[The Bookmarks 2013]: Cresting the digital wave
Maybe it's because digital work requires real skill-sets, like programming and hard tech, that the digital crowd seem more intimate, more mutually supportive and genuinely respectful of one another's achievements than other awards crowds.
The fact that winners such as Digital Agency of the Year, Native, is only three years old, winner of the Digital Publishers of the Year Award Daily Maverick is only four years old (in its online form), that neither those adjudged best Tech Innovators Ikineo and Gloo, nor other award winners such as Synergize, MACHINE, Hello Computer and others are much more than a decade old, is also testament to the fact that the digital players of today have not only had to have the necessary tech know-how, but also the business savvy to take them from start-ups to viable business models.
So-called traditional Advertising agencies, who have been building their digital human resources, such as O&M, along with specialised Digital purveyors such as Quirk, last night reaped the fruits of their labours with enough of the Bookmarks cubes to build a small house.
The collaborations between traditional agencies and digital enablers and relatively new job descriptions such as Community Managers, Organic Search marketer and Social Media Marketers etc all require exciting new skills set.
Despite the fact that the result of the collective labours of the digital industry are often no larger than a postage stamp, does not minimise its potential for social and commercial impact far beyond its pocketsize dimensions.

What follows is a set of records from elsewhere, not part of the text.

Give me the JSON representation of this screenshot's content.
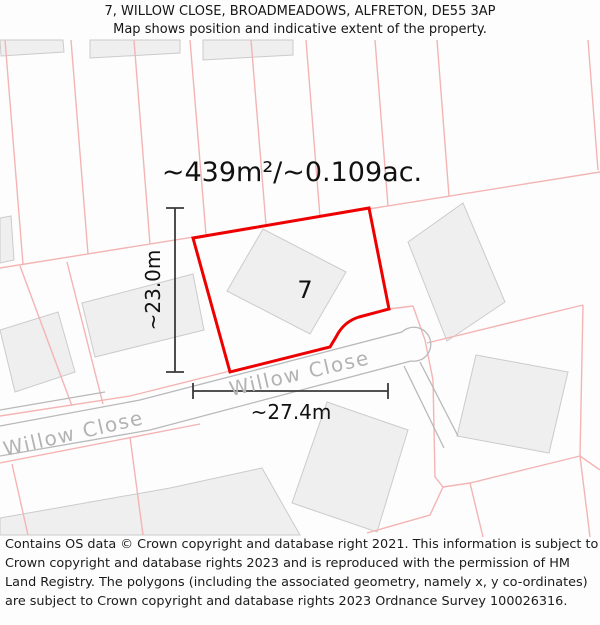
{
  "header": {
    "line1": "7, WILLOW CLOSE, BROADMEADOWS, ALFRETON, DE55 3AP",
    "line2": "Map shows position and indicative extent of the property."
  },
  "map": {
    "area_label": "~439m²/~0.109ac.",
    "plot_number": "7",
    "width_dimension": "~27.4m",
    "height_dimension": "~23.0m",
    "street_label_left": "Willow Close",
    "street_label_right": "Willow Close",
    "colors": {
      "property_outline": "#ee0000",
      "parcel_line": "#f4b4b4",
      "building_fill": "#efefef",
      "building_stroke": "#cbcbcb",
      "road_edge": "#b9b9b9",
      "street_label": "#b3b3b3",
      "dimension": "#3a3a3a",
      "label_text": "#111111",
      "background": "#fdfdfd"
    }
  },
  "footer": {
    "text": "Contains OS data © Crown copyright and database right 2021. This information is subject to Crown copyright and database rights 2023 and is reproduced with the permission of HM Land Registry. The polygons (including the associated geometry, namely x, y co-ordinates) are subject to Crown copyright and database rights 2023 Ordnance Survey 100026316."
  }
}
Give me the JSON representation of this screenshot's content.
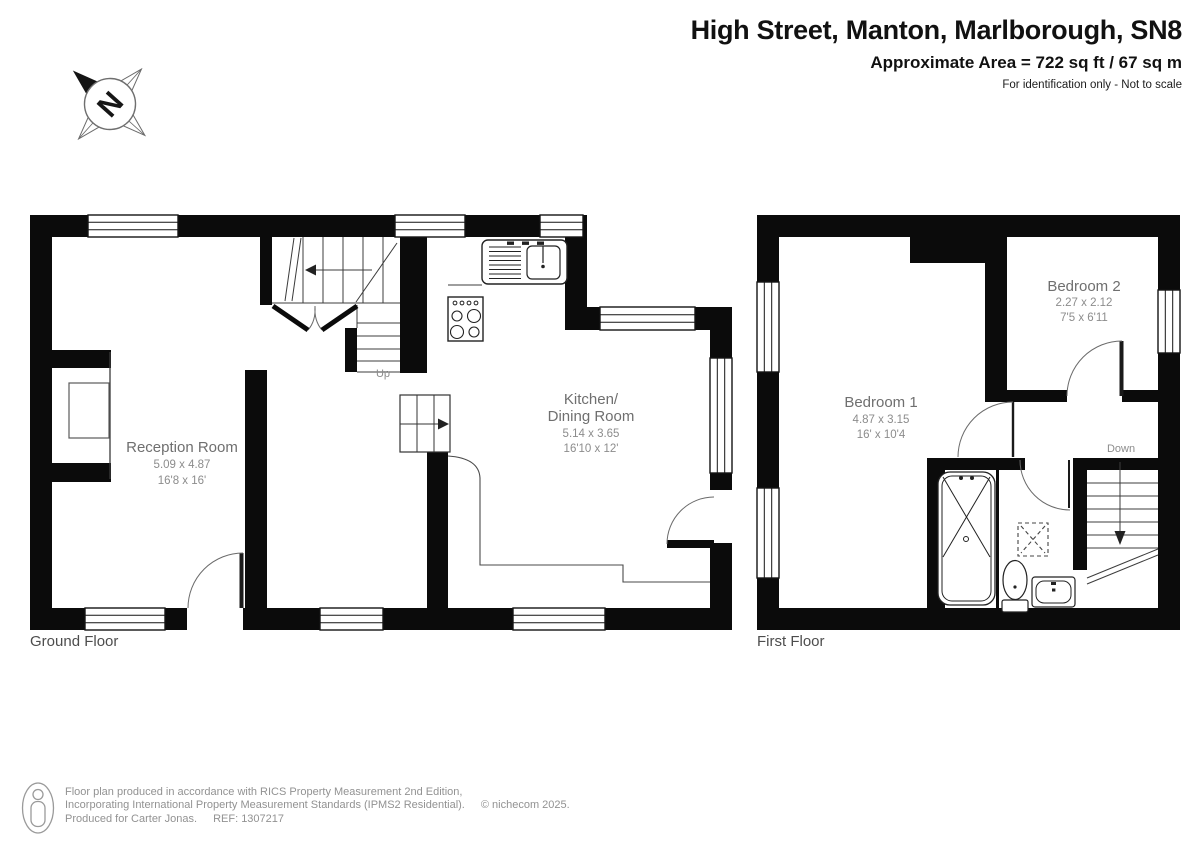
{
  "header": {
    "title": "High Street, Manton, Marlborough, SN8",
    "area": "Approximate Area = 722 sq ft / 67 sq m",
    "disclaimer": "For identification only - Not to scale"
  },
  "compass": {
    "north_letter": "N"
  },
  "floors": {
    "ground": {
      "label": "Ground Floor",
      "stairs_label": "Up",
      "rooms": [
        {
          "name": "Reception Room",
          "metric": "5.09 x 4.87",
          "imperial": "16'8 x 16'"
        },
        {
          "name_line1": "Kitchen/",
          "name_line2": "Dining Room",
          "metric": "5.14 x 3.65",
          "imperial": "16'10 x 12'"
        }
      ]
    },
    "first": {
      "label": "First Floor",
      "stairs_label": "Down",
      "rooms": [
        {
          "name": "Bedroom 1",
          "metric": "4.87 x 3.15",
          "imperial": "16' x 10'4"
        },
        {
          "name": "Bedroom 2",
          "metric": "2.27 x 2.12",
          "imperial": "7'5 x 6'11"
        }
      ]
    }
  },
  "footer": {
    "line1": "Floor plan produced in accordance with RICS Property Measurement 2nd Edition,",
    "line2": "Incorporating International Property Measurement Standards (IPMS2 Residential).",
    "copyright": "© nichecom 2025.",
    "produced": "Produced for Carter Jonas.",
    "ref": "REF: 1307217"
  }
}
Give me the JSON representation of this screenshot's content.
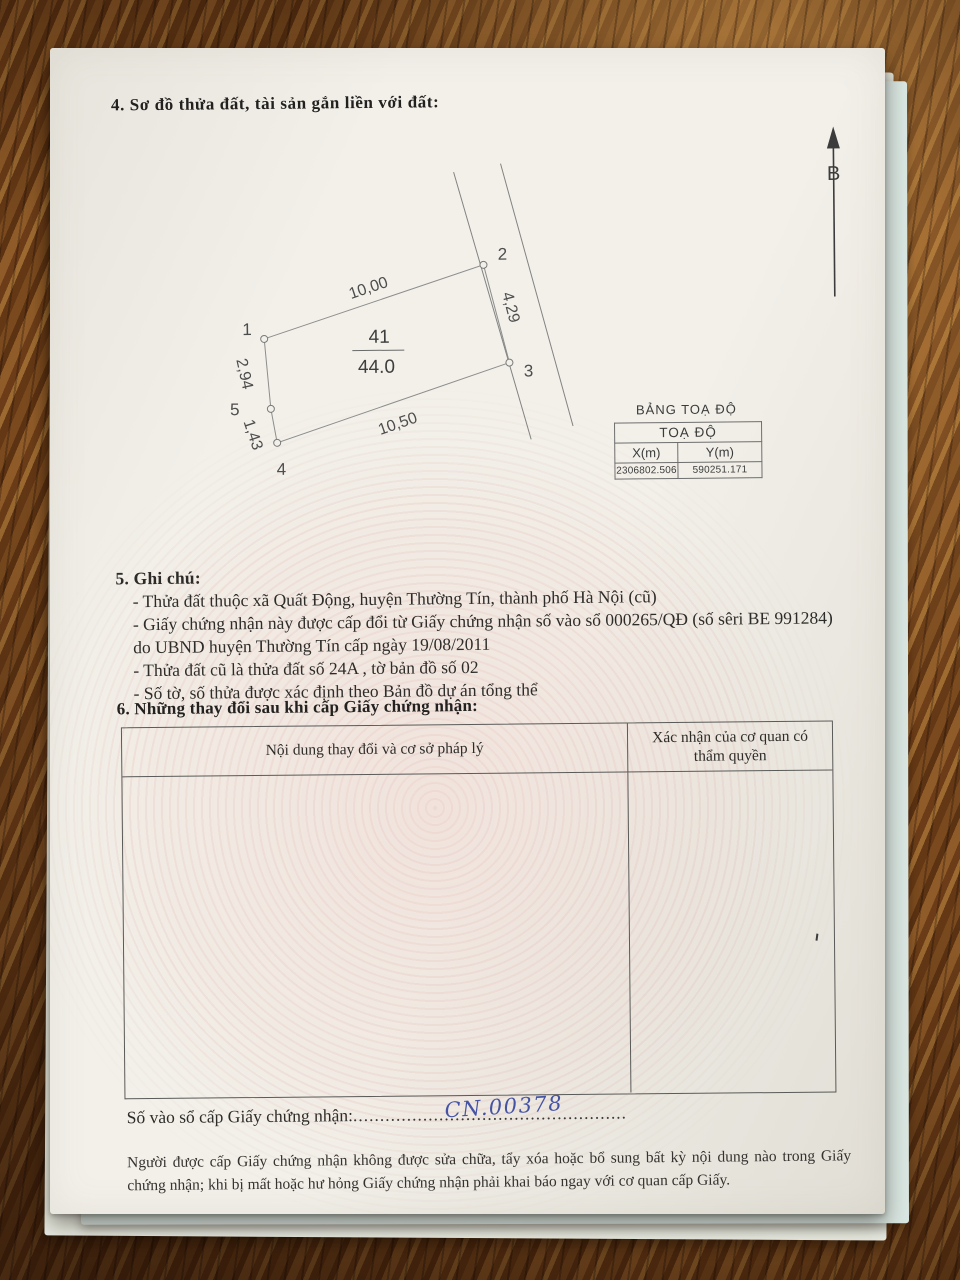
{
  "section4": {
    "title": "4. Sơ đồ thửa đất, tài sản gắn liền với đất:"
  },
  "north": {
    "label": "B"
  },
  "diagram": {
    "parcel_number": "41",
    "area": "44.0",
    "points": {
      "p1": "1",
      "p2": "2",
      "p3": "3",
      "p4": "4",
      "p5": "5"
    },
    "edges": {
      "top": "10,00",
      "right": "4,29",
      "bottom": "10,50",
      "left_upper": "2,94",
      "left_lower": "1,43"
    }
  },
  "coord_table": {
    "title": "BẢNG TOẠ ĐỘ",
    "header": "TOẠ ĐỘ",
    "col_x": "X(m)",
    "col_y": "Y(m)",
    "x_value": "2306802.506",
    "y_value": "590251.171"
  },
  "section5": {
    "heading": "5. Ghi chú:",
    "lines": [
      "- Thửa đất thuộc xã Quất Động, huyện Thường Tín, thành phố Hà Nội (cũ)",
      "- Giấy chứng nhận này được cấp đổi từ Giấy chứng nhận số vào sổ 000265/QĐ (số sêri BE 991284) do UBND huyện Thường Tín cấp ngày 19/08/2011",
      "- Thửa đất cũ là thửa đất số 24A , tờ bản đồ số 02",
      "- Số tờ, số thửa được xác định theo Bản đồ dự án tổng thể"
    ]
  },
  "section6": {
    "heading": "6. Những thay đổi sau khi cấp Giấy chứng nhận:",
    "col1_header": "Nội dung thay đổi và cơ sở pháp lý",
    "col2_header": "Xác nhận của cơ quan có thẩm quyền"
  },
  "registry": {
    "label": "Số vào sổ cấp Giấy chứng nhận:",
    "dots": "...................................................",
    "handwritten": "CN.00378"
  },
  "footer": {
    "text": "Người được cấp Giấy chứng nhận không được sửa chữa, tẩy xóa hoặc bổ sung bất kỳ nội dung nào trong Giấy chứng nhận; khi bị mất hoặc hư hỏng Giấy chứng nhận phải khai báo ngay với cơ quan cấp Giấy."
  }
}
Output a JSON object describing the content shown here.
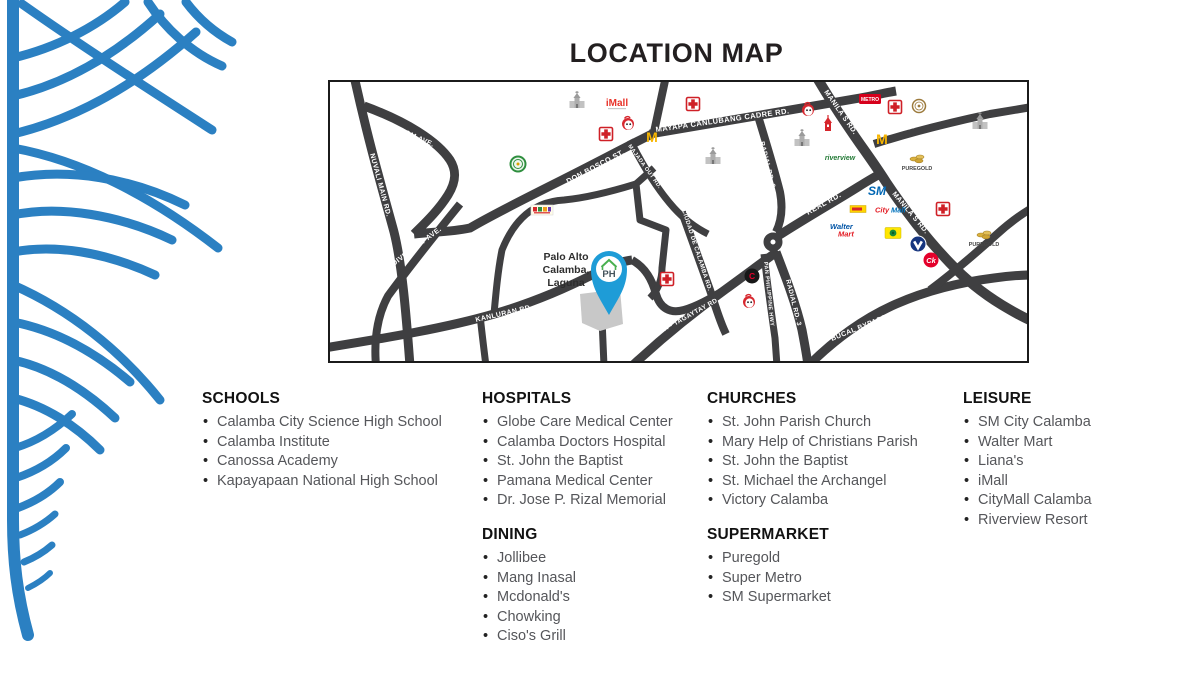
{
  "title": "LOCATION MAP",
  "map": {
    "place": {
      "line1": "Palo Alto",
      "line2": "Calamba,",
      "line3": "Laguna"
    },
    "pin_label": "PH",
    "roads": {
      "wisdom": "WISDOM AVE.",
      "nuvali": "NUVALI MAIN RD.",
      "diversity": "DIVERSITY AVE.",
      "kanluran": "KANLURAN RD.",
      "don_bosco": "DON BOSCO ST.",
      "majada": "MAJADA OUT RD.",
      "mayapa": "MAYAPA CANLUBANG CADRE RD.",
      "manila_s_upper": "MANILA S RD.",
      "manila_s_lower": "MANILA S RD.",
      "parian": "PARIAN RD.",
      "radial_upper": "RADIAL RD. 3",
      "radial_lower": "RADIAL RD. 3",
      "real": "REAL RD.",
      "pan_philippine": "PAN PHILIPPINE HWY",
      "ciudad": "CIUDAD DE CALAMBA RD.",
      "calamba_tagaytay": "CALAMBA - TAGAYTAY RD.",
      "bucal": "BUCAL BYPASS RD."
    },
    "logos": {
      "imall": "iMall",
      "metro": "METRO",
      "riverview": "riverview",
      "puregold1": "PUREGOLD",
      "puregold2": "PUREGOLD",
      "sm": "SM",
      "citymall_city": "City",
      "citymall_mall": "Mall",
      "walter": "Walter",
      "mart": "Mart",
      "ck": "Ck",
      "c": "C",
      "m": "M"
    }
  },
  "legend": {
    "schools": {
      "title": "SCHOOLS",
      "items": [
        "Calamba City Science High School",
        "Calamba Institute",
        "Canossa Academy",
        "Kapayapaan National High School"
      ]
    },
    "hospitals": {
      "title": "HOSPITALS",
      "items": [
        "Globe Care Medical Center",
        "Calamba Doctors Hospital",
        "St. John the Baptist",
        "Pamana Medical Center",
        "Dr. Jose P. Rizal Memorial"
      ]
    },
    "dining": {
      "title": "DINING",
      "items": [
        "Jollibee",
        "Mang Inasal",
        "Mcdonald's",
        "Chowking",
        "Ciso's Grill"
      ]
    },
    "churches": {
      "title": "CHURCHES",
      "items": [
        "St. John Parish Church",
        "Mary Help of Christians Parish",
        "St. John the Baptist",
        "St. Michael the Archangel",
        "Victory Calamba"
      ]
    },
    "supermarket": {
      "title": "SUPERMARKET",
      "items": [
        "Puregold",
        "Super Metro",
        "SM Supermarket"
      ]
    },
    "leisure": {
      "title": "LEISURE",
      "items": [
        "SM City Calamba",
        "Walter Mart",
        "Liana's",
        "iMall",
        "CityMall Calamba",
        "Riverview Resort"
      ]
    }
  },
  "colors": {
    "accent_blue": "#2b80c2",
    "road_gray": "#3f3f41",
    "pin_blue": "#1e9cd7",
    "title_dark": "#231f20"
  }
}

Most importantly, especially for those who hold purse strings of their marketing budgets tightly, its measurable social and behavioural responses are generated by real people and real data and the best of them, such as Nedbank's Ke Yona from Native, have the potential to yield real socio-economic results.
The Bookmarks Awards themselves are only six years old and they threw a good party in honour of their peers. There is work to be done in standardising the entry templates and criteria and display of entries on the night, but these are minor in the scheme of their intentions, which is ultimately for the leaders of the digital curve to find ways of enabling the 45% of the population in our region who are under the age of 25, with the necessary tech to survive the future.
Digital's potential does not really lie in the best interface, the prettiest website or the most amount of likes, these are just demonstrations of the potential that the critical mass of digital power can and will continue to provide for our region.
Hats off to the pioneers. Bizcommunity applauds you all.